Je stabilise à 1.000 Ft par-rapport à la mer. La sortie du fjord est limite et je décide de passer par la côte plutôt que de slalomer dans des fjords dont les sommets sont pris.
Tromsø nous demande de faire des comptes-rendus de position toutes les 5 minutes. En conditions dégradées, dans des fjords dont les sommets sont pris, ils s’assurent que tout va bien. La sortie du fjord de Tromsø est laborieuse. Nous arrivons sur la côte escarpée de la mer de Norvège. Prise de cap sur Hasvik où se situe un terrain (ENHK). La météo reste assez mauvaise. Nous sommes parfois tenus de descendre à 500 Ft (150 m) au-dessus de la mer pour garder la visibilité nécessaire. Nous passons au nord de l’île de Sørøya où se situe Hasvik.
Je ne peux pas prendre trop de photos devant assurer la navigabilité par cette météo dégradée. Nous passons les fjords un à un par leur embouchure. Le GPS indique que nous passons les 70° 30′ N à 10h10 GMT.
Nous arrivons à la pointe nord-ouest de l’île de Ingøya. Les nuages descendent et j’évale si je dois continuer ou pas. La température est positive de 5 °C, donc, pas de givrage cellule possible (moteur non plus car c’est un moteur à injection). J’ai dû descendre à 500 Ft sol. Je perds le contact avec Tromsø et le transpondeur ne semble plus recevoir l’écho du radar secondaire. Bon. Nous sommes à 15 minutes du Cap Nord. J’essaie de contacter l’aérodrome de Honningvåg où je dois atterrir sur 119,800 MHz. Elle me reçoit 3 sur 5. Le terrain est QGO avec des passages nuageux à 300 Ft, et le gonio est en rade.
J’informe mes passagers que la piste de Honningvåg est fermée cause météo. Ils me demande s’il est possible de passer vertical le Cap Nord sans prendre de risque. J’accepte, car la visibilité horizontale reste bonne même si le plafond est bas. Honnigsvåg m’informe que Tromsø reste bon à l’atterrissage et qu’elle a avertit le contrôle régional de ma position.
Nous approchons du Nordkapp. Le GPS indique 71°07’35″N. Nous voyons au loin le Cap dans les nuages.

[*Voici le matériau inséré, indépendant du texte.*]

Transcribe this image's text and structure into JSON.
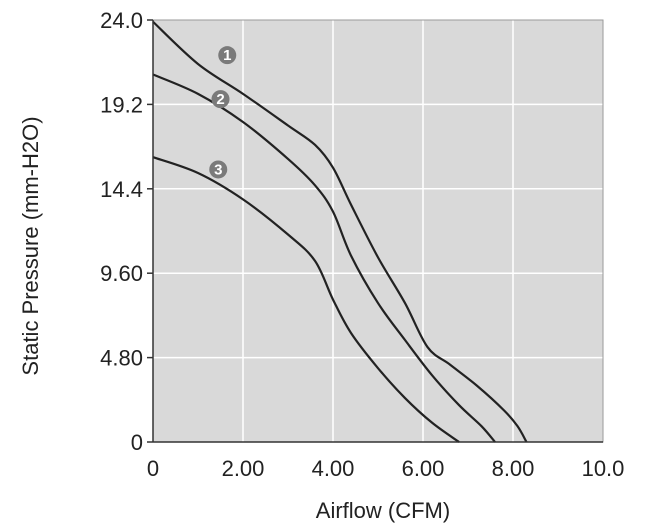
{
  "chart_data": {
    "type": "line",
    "xlabel": "Airflow (CFM)",
    "ylabel": "Static Pressure (mm-H2O)",
    "xlim": [
      0,
      10.0
    ],
    "ylim": [
      0,
      24.0
    ],
    "x_ticks": [
      "0",
      "2.00",
      "4.00",
      "6.00",
      "8.00",
      "10.0"
    ],
    "y_ticks": [
      "0",
      "4.80",
      "9.60",
      "14.4",
      "19.2",
      "24.0"
    ],
    "grid": true,
    "series": [
      {
        "name": "1",
        "x": [
          0,
          1.0,
          2.0,
          3.0,
          3.6,
          4.0,
          4.4,
          5.0,
          5.6,
          6.1,
          6.6,
          7.2,
          7.8,
          8.1,
          8.3
        ],
        "y": [
          23.9,
          21.5,
          19.8,
          18.0,
          16.9,
          15.6,
          13.5,
          10.5,
          7.9,
          5.4,
          4.4,
          3.2,
          1.8,
          0.9,
          0
        ]
      },
      {
        "name": "2",
        "x": [
          0,
          1.0,
          2.0,
          3.0,
          3.6,
          4.0,
          4.4,
          5.0,
          5.6,
          6.2,
          6.8,
          7.3,
          7.6
        ],
        "y": [
          20.9,
          19.8,
          18.2,
          16.1,
          14.6,
          13.1,
          10.6,
          7.9,
          5.8,
          3.8,
          2.1,
          0.9,
          0
        ]
      },
      {
        "name": "3",
        "x": [
          0,
          1.0,
          2.0,
          3.0,
          3.6,
          4.0,
          4.4,
          5.0,
          5.6,
          6.2,
          6.8
        ],
        "y": [
          16.2,
          15.3,
          13.8,
          11.8,
          10.3,
          8.1,
          6.2,
          4.2,
          2.5,
          1.1,
          0
        ]
      }
    ],
    "markers": [
      {
        "label": "1",
        "x": 1.65,
        "y": 22.0
      },
      {
        "label": "2",
        "x": 1.5,
        "y": 19.5
      },
      {
        "label": "3",
        "x": 1.45,
        "y": 15.5
      }
    ],
    "colors": {
      "plot_background": "#d9d9d9",
      "grid": "#ffffff",
      "line": "#222222",
      "marker_fill": "#7a7a7a",
      "marker_text": "#ffffff",
      "axis": "#333333"
    }
  }
}
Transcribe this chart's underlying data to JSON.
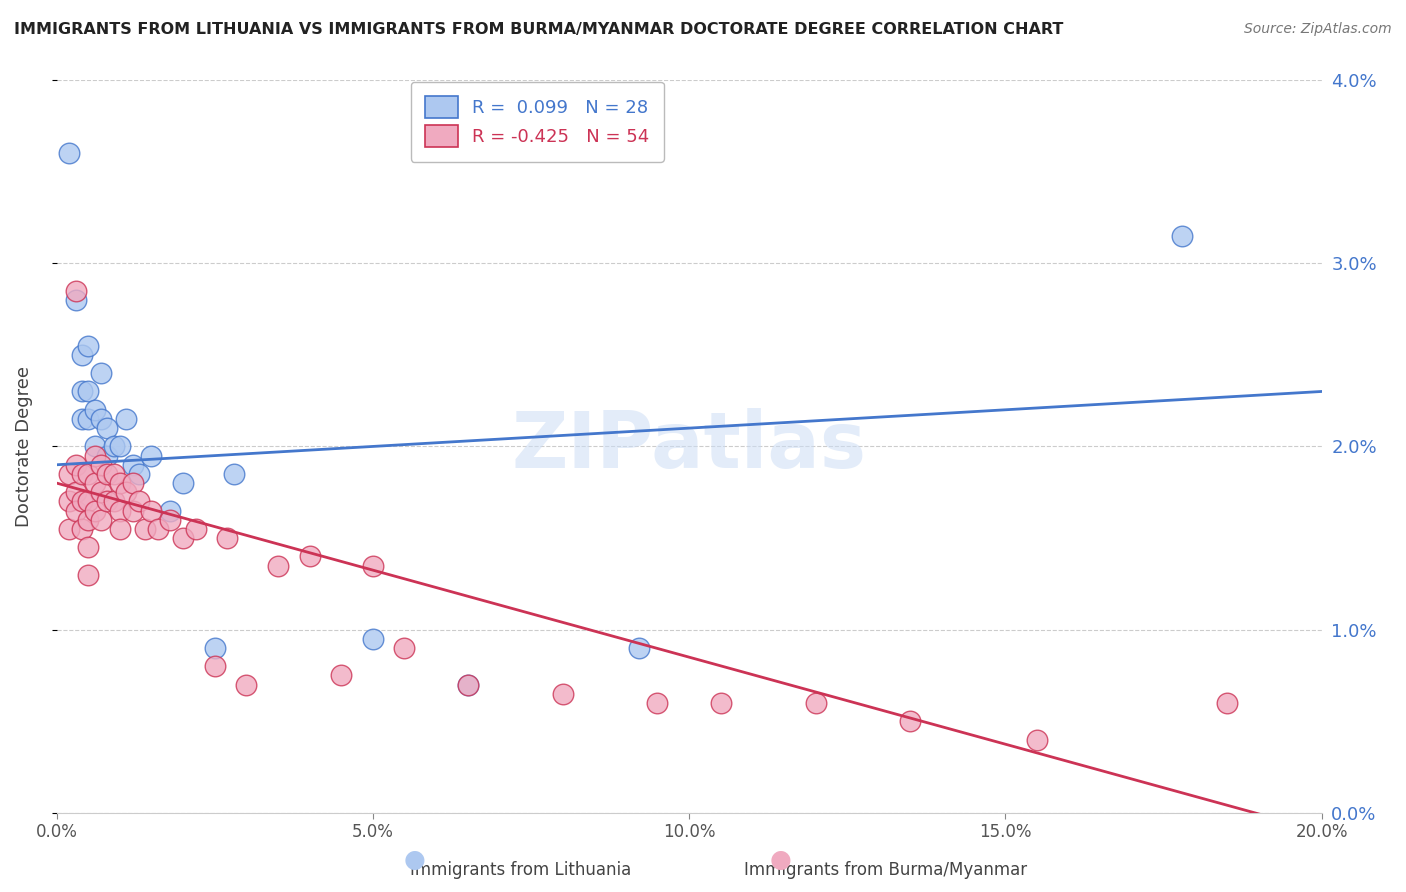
{
  "title": "IMMIGRANTS FROM LITHUANIA VS IMMIGRANTS FROM BURMA/MYANMAR DOCTORATE DEGREE CORRELATION CHART",
  "source": "Source: ZipAtlas.com",
  "ylabel": "Doctorate Degree",
  "legend_label1": "Immigrants from Lithuania",
  "legend_label2": "Immigrants from Burma/Myanmar",
  "R1": 0.099,
  "N1": 28,
  "R2": -0.425,
  "N2": 54,
  "xlim": [
    0.0,
    0.2
  ],
  "ylim": [
    0.0,
    0.04
  ],
  "xticks": [
    0.0,
    0.05,
    0.1,
    0.15,
    0.2
  ],
  "yticks": [
    0.0,
    0.01,
    0.02,
    0.03,
    0.04
  ],
  "color_blue": "#adc8f0",
  "color_pink": "#f0aac0",
  "line_color_blue": "#4477cc",
  "line_color_pink": "#cc3355",
  "tick_color": "#4477cc",
  "watermark": "ZIPatlas",
  "background_color": "#ffffff",
  "blue_x": [
    0.002,
    0.003,
    0.004,
    0.004,
    0.004,
    0.005,
    0.005,
    0.005,
    0.006,
    0.006,
    0.007,
    0.007,
    0.008,
    0.008,
    0.009,
    0.01,
    0.011,
    0.012,
    0.013,
    0.015,
    0.018,
    0.02,
    0.025,
    0.028,
    0.05,
    0.065,
    0.092,
    0.178
  ],
  "blue_y": [
    0.036,
    0.028,
    0.025,
    0.023,
    0.0215,
    0.023,
    0.0215,
    0.0255,
    0.022,
    0.02,
    0.024,
    0.0215,
    0.021,
    0.0195,
    0.02,
    0.02,
    0.0215,
    0.019,
    0.0185,
    0.0195,
    0.0165,
    0.018,
    0.009,
    0.0185,
    0.0095,
    0.007,
    0.009,
    0.0315
  ],
  "pink_x": [
    0.002,
    0.002,
    0.002,
    0.003,
    0.003,
    0.003,
    0.003,
    0.004,
    0.004,
    0.004,
    0.005,
    0.005,
    0.005,
    0.005,
    0.005,
    0.006,
    0.006,
    0.006,
    0.007,
    0.007,
    0.007,
    0.008,
    0.008,
    0.009,
    0.009,
    0.01,
    0.01,
    0.01,
    0.011,
    0.012,
    0.012,
    0.013,
    0.014,
    0.015,
    0.016,
    0.018,
    0.02,
    0.022,
    0.025,
    0.027,
    0.03,
    0.035,
    0.04,
    0.045,
    0.05,
    0.055,
    0.065,
    0.08,
    0.095,
    0.105,
    0.12,
    0.135,
    0.155,
    0.185
  ],
  "pink_y": [
    0.0185,
    0.017,
    0.0155,
    0.0285,
    0.019,
    0.0175,
    0.0165,
    0.0185,
    0.017,
    0.0155,
    0.0185,
    0.017,
    0.016,
    0.0145,
    0.013,
    0.0195,
    0.018,
    0.0165,
    0.019,
    0.0175,
    0.016,
    0.0185,
    0.017,
    0.0185,
    0.017,
    0.018,
    0.0165,
    0.0155,
    0.0175,
    0.018,
    0.0165,
    0.017,
    0.0155,
    0.0165,
    0.0155,
    0.016,
    0.015,
    0.0155,
    0.008,
    0.015,
    0.007,
    0.0135,
    0.014,
    0.0075,
    0.0135,
    0.009,
    0.007,
    0.0065,
    0.006,
    0.006,
    0.006,
    0.005,
    0.004,
    0.006
  ]
}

Sur le Cap Nord, moins de nuages comme si il y avait un phénomène local. Nous survolons ce lieu mythique, point du continent le plus au nord de l’Europe. Nous voyons bien le globe et ses médaillons. Le site est grand et très touristiques sur un promontoire élevé (environ 300 m de la mer). Nous informons Honningvåg de notre position.
71°10’21″N, nous voici face à l’océan Arctique qui s’étend d’ici jusqu’au détroit de Bering en passant par le Pôle Nord, qui est à 1.130 NM face à nous, soit 2.092 Km. Après ce petit moment d’émotion vite passé, je décide de reprendre le cap au Sud pour aller rejoindre notre destination finale. Nous relongeons la côte, car le vol de fjords à fjords peut s’avérer dangereux.
A nouveau, les fjords défilent à notre gauche cette fois. Cela donne une ambiance de fin de monde, là où il ne faut pas s’aventurer. Un endroit mystique sous la protection des dieux Scandinaves, Thor et Odin 🙂 ! Cela me fait penser au clip vidéo de Sigur Ròs Glósóli sur la fin.
Nous quittons Honnigvåg pour recontacter Tromsø Approche sur 123,750 MHz. Ceux-ci nous donnent la dernière météo de Stokmaknes où nous nous dirigeons désormais. Nous volons à nouveau assez bas vers 700 Ft (230 m par-rapport à la mer). Après avoir passer le fjord de Tromsø, ceux-ci nous demande de contacter Andenes Militaire 118,200 MHz. Nous pénétrons dans le fjord d’Andenes car au-delà, le brouillard va jusqu’à la mer. Nous devons donc passer par les fjords pour finir les 15 NM (28 Km) qui nous séparent de notre destination qui se situe au milieu des îles Lofoten dont les sommets culminent à plus de 2.000 Ft (600 m). Nous devons donc slalomer entre les îles dont les sommets sont pris dans la couche. Bel exercice de style 🙂 !
Andenes Mil est inquiet car sur leur terrain, c’est QGO (visi nulle, pas de plafond). Ils me demande une position toutes les 5 minutes et m’annoncent qu’ils ne reçoivent plus mon transpondeur, car nous sommes trop bas. Je leur annonce que nous avons plus de 10 Km de visi, mais que nous sommes à 700 Ft par sécurité. Etant donné que la dernière météo de Skågen/Stokmaknes (ENSK) qu’ils me donnent est suffisante, je poursuis le vol vers notre destination.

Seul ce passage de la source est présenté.